I'd say this example should be fine and just not using specialisation at all - specialisation is meant purely as optimisation, and can be just omitted for complex examples like you presented while still used for explicitly static values.

I might be wrong, but it seems most of the counterarguments are about complexity of specialisation between any two arbitrary lifetimes - which is indeed hard if not impossible to do - but it still seems that specialising for explicit 'static lifetime should be quite possible and useful.

One thing I'm not clear on from the blog post is whether the exception to 'always applicable' for specialization predicates ("the exception") would apply when determining whether a specialization predicate impl itself is valid. Consider:

impl<T> UnconditionalSeek for S<T> where T: UnconditionalSeek { ... }

Does this impl satisfy 'always applicable' for the purposes of a implementing a specialization predicate? It does if we're allowed to ignore the specialization predicate on T in accordance with the exception, but the impl certainly doesn't apply unconditionally.

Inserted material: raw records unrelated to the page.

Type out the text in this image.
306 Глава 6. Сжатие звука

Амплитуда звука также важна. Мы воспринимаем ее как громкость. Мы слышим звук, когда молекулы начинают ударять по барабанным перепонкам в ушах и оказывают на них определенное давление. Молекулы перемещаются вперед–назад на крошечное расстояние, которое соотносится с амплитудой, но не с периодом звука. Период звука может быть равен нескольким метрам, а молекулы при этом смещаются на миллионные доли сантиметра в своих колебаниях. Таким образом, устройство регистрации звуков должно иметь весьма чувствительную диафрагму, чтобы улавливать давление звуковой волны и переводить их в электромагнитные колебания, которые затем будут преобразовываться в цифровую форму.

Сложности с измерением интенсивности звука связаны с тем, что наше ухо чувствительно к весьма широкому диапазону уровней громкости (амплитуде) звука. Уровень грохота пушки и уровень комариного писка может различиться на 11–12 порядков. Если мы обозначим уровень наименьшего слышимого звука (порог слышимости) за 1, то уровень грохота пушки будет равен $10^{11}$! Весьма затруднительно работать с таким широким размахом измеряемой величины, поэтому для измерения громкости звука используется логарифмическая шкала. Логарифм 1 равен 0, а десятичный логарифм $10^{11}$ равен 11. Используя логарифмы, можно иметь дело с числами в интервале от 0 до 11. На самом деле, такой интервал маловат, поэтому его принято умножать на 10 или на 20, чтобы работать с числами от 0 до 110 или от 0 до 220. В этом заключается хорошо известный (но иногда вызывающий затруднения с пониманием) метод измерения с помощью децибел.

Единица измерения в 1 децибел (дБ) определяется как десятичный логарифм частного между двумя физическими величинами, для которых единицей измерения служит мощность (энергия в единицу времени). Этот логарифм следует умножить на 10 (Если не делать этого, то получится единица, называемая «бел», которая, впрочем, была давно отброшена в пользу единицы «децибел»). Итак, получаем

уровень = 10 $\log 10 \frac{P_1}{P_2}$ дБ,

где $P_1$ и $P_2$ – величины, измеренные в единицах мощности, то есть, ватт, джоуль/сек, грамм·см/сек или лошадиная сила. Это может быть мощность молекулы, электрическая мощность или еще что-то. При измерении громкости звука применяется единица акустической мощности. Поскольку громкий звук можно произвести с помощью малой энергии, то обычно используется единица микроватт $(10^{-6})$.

The reason I'm unsure—aside from the language around the impl being "unconditional"—is because of the parenthetical in:

every one of their impls must be always applicable (our original predicate)

This could be read to imply that specialization predicate impls have to be 'always applicable' based on the original version of 'always applicable' that existed prior to the introduction of the exception.

It seems as though the version of 'always applicable' that includes the exception would be sufficient to make specialization predicates themselves sound, since it still prevents specialization based on lifetimes/type equality. I don’t know if there’s a broader reason why this wouldn’t work though, such as an interaction with associated types.